We learned a lesson tonight when I was trying to submit a script to a production company: PDFs from DOC files are much, much smaller than PDFs generated from DOCX files.

Microsoft Word migrated from the familiar ".DOC" format of Word 97-2004 with the release of Word 2007/2008 (Windows/OS X). I recall the painful transition from Word 95 to Word 97, but nothing has compared to the nightmare that is the DOCX "Office XML" file format. I appreciate the idea of XML-based documents. Unfortunately, Microsoft's DOCX seems to cause a fair amount of pain.

The 101-page script stored as a DOCX refused to convert to a compressed and optimized PDF with Acrobat Distiller, Acrobat Pro, or Apple's built-in PDF driver. This left me able to create only an uncompressed PDF. The file was 62 megabytes! A 184 kilobyte document exploded to 62MB… and it couldn't be emailed through our server.

Saving the document as a DOC file, the document grew to 214KB, a bit larger than the DOCX. However, when a PDF was generated it was only 800KB. Not that 800KB is great, but it is much better than megabytes of bloat.

I often tell my students to save documents in DOC format, instead of DOCX, if they intend to email a document. I never considered that the DOC/DOCX differences would affect PDF output.

In trying to "help" the layout, Microsoft's DOCX format includes a lot of redundant font and layout information. Although I didn't have any graphics in my script, the DOCX format also links to higher resolution images than the DOC format supports. I examined the PDF output from Word 2011 (OS X) and discovered nearly 100 font "embed" occurrences. The problem is that Word styles are assigned multiple times — for no apparent reason.

My script template uses six major paragraph styles. In DOC, HTML, or RTF files, the styles would be defined once, at the top of the document. But, that's not the DOCX way.

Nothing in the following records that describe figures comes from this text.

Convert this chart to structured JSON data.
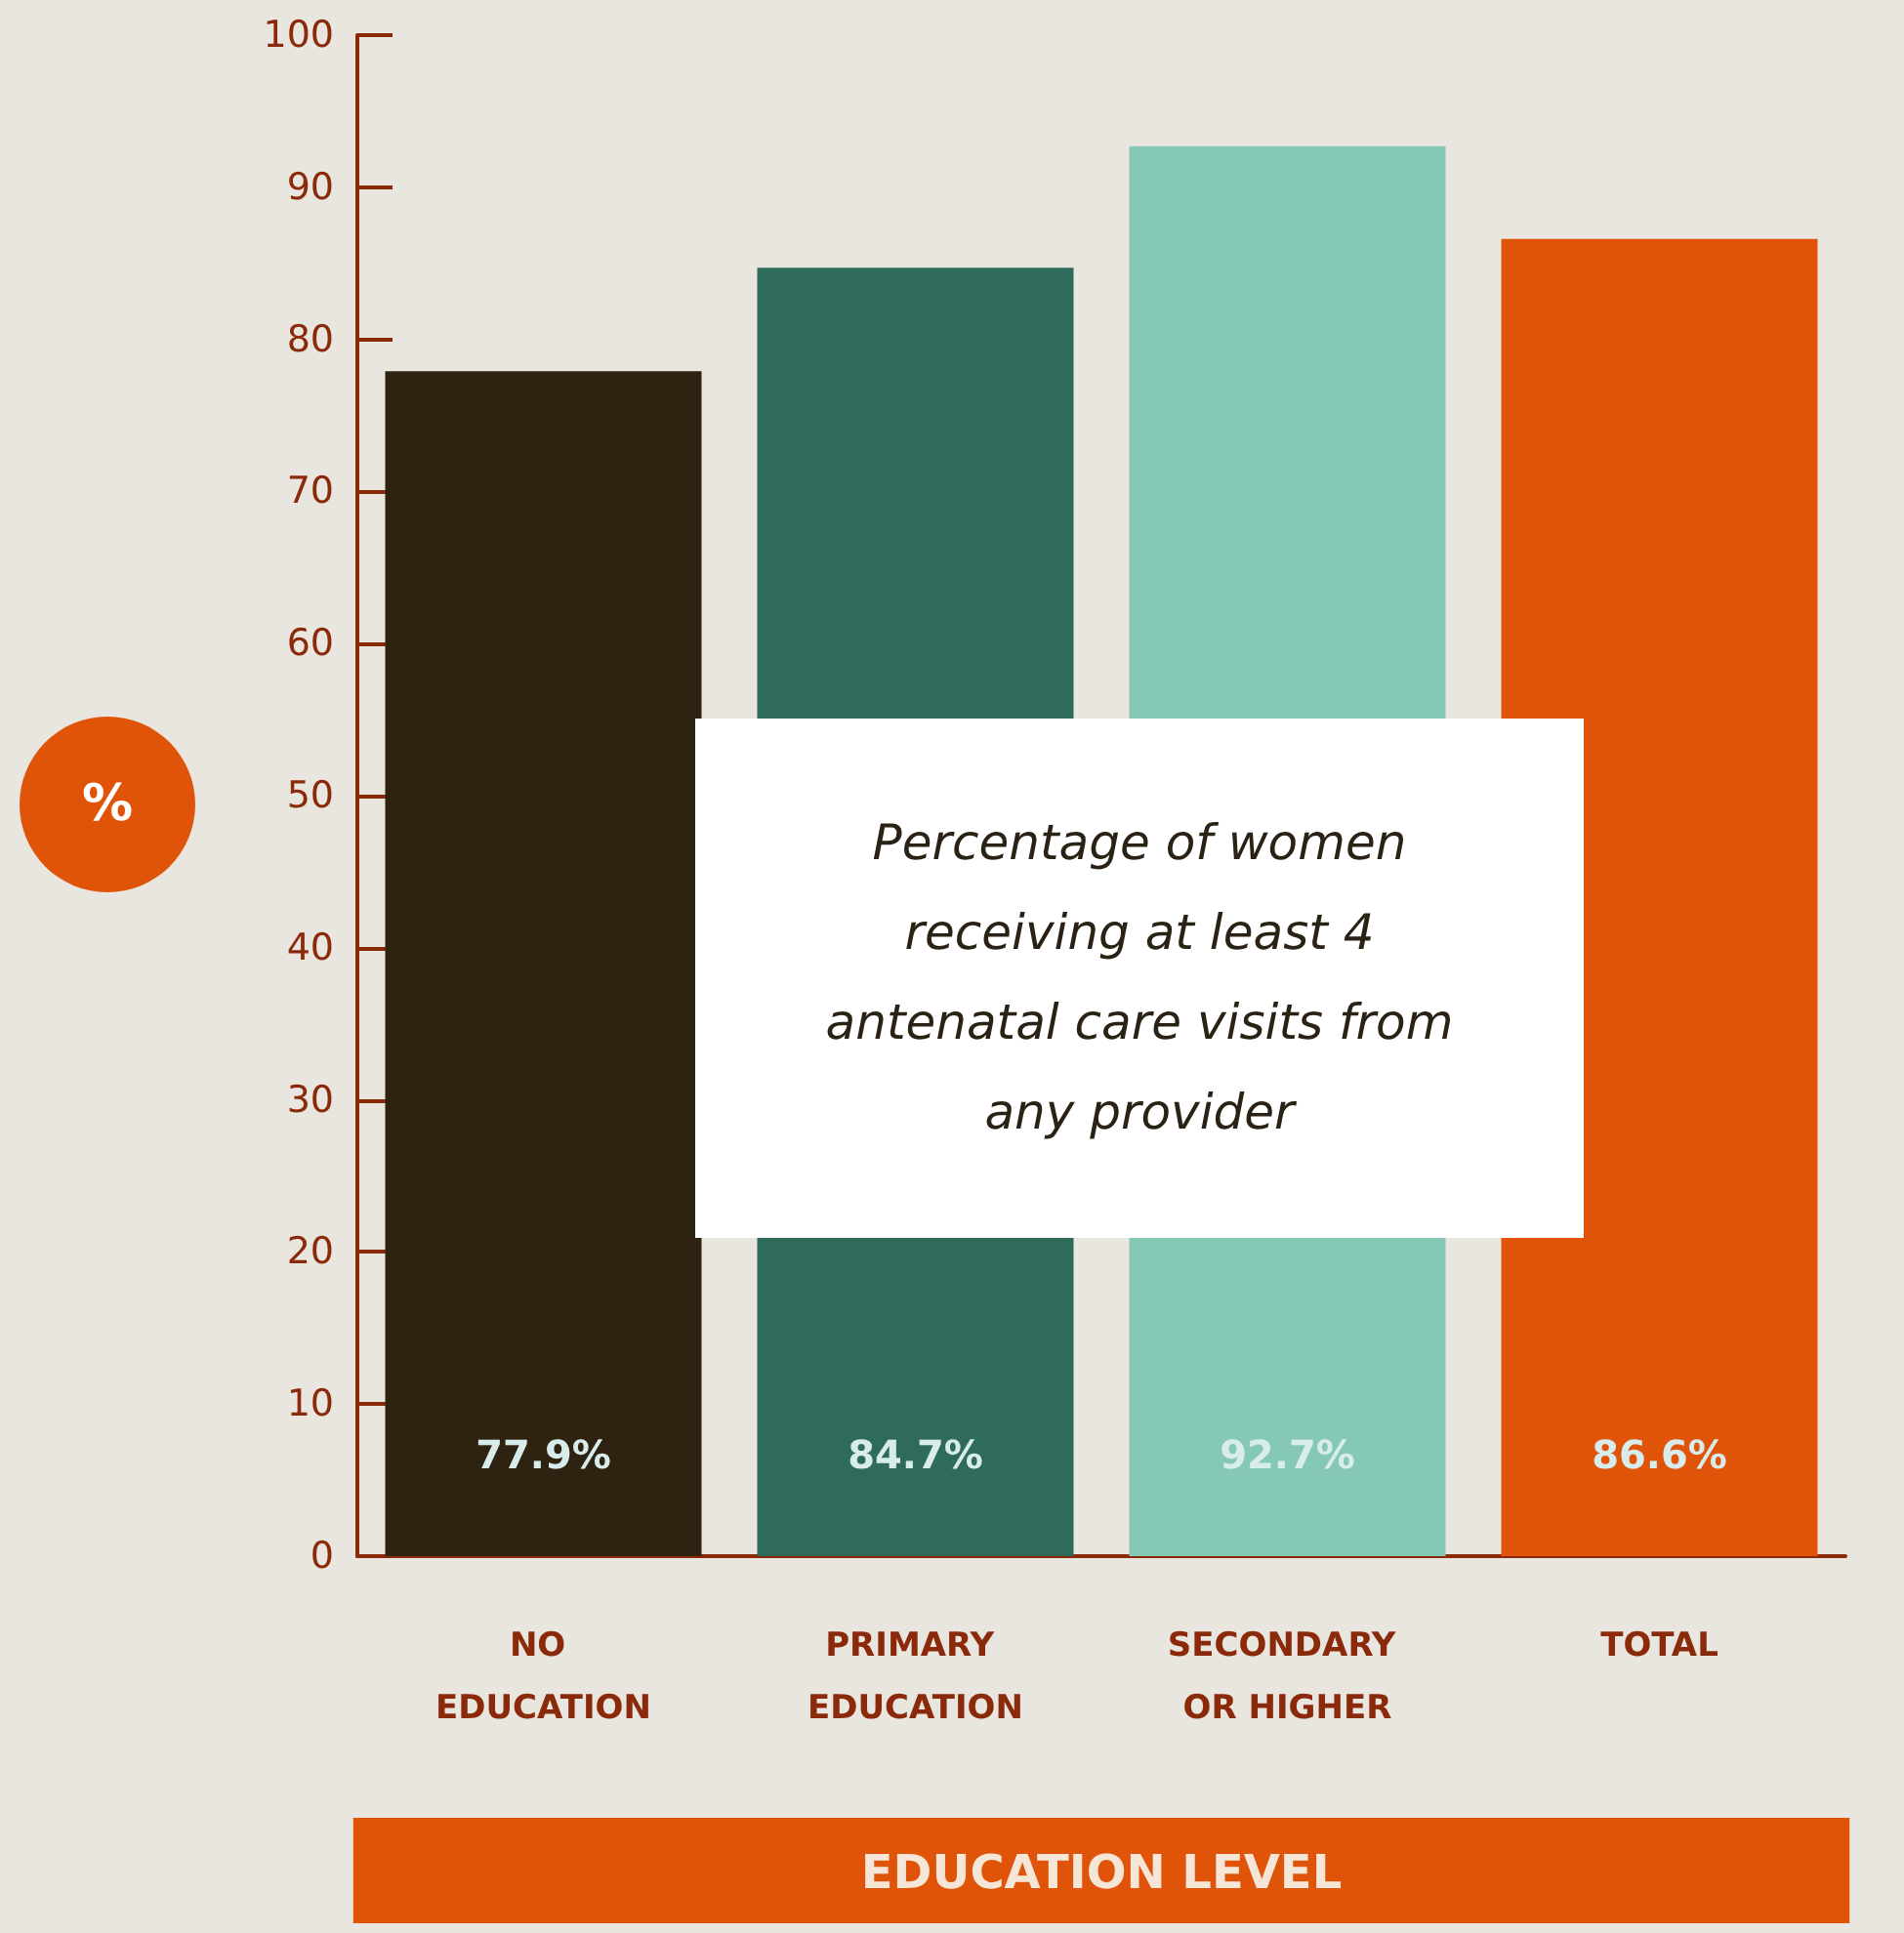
{
  "chart_data": {
    "type": "bar",
    "title": "Percentage of women receiving at least 4 antenatal care visits from any provider",
    "xlabel": "EDUCATION LEVEL",
    "ylabel": "%",
    "categories": [
      "NO EDUCATION",
      "PRIMARY EDUCATION",
      "SECONDARY OR HIGHER",
      "TOTAL"
    ],
    "values": [
      77.9,
      84.7,
      92.7,
      86.6
    ],
    "colors": [
      "#2e2210",
      "#2f6b5a",
      "#86c8b6",
      "#e0540a"
    ],
    "value_labels": [
      "77.9%",
      "84.7%",
      "92.7%",
      "86.6%"
    ],
    "ylim": [
      0,
      100
    ],
    "yticks": [
      0,
      10,
      20,
      30,
      40,
      50,
      60,
      70,
      80,
      90,
      100
    ],
    "grid": false
  }
}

You might imagine "Character Name" would be a single style that is assigned to all paragraphs that are used to mark when a character speaks. But, no, Microsoft's DOCX included two dozen "Character Name" styles, each assigned to varying number of paragraphs. It makes no sense at all to me. During the PDF creation, it seems fonts are embedded repeatedly with the styles. I'd have to do some forensic work to discover what is happening in greater detail.

No matter what the cause, the best way to create a PDF from Word appears to be saving a document as a "DOC" file first.

I get that hard drives are cheap and broadband is fast, but that's no defense for lousy file formats. More is not always better, as Microsoft's bloated file formats constantly demonstrate. Unfortunately, Microsoft's bloat adds to Adobe's bloat.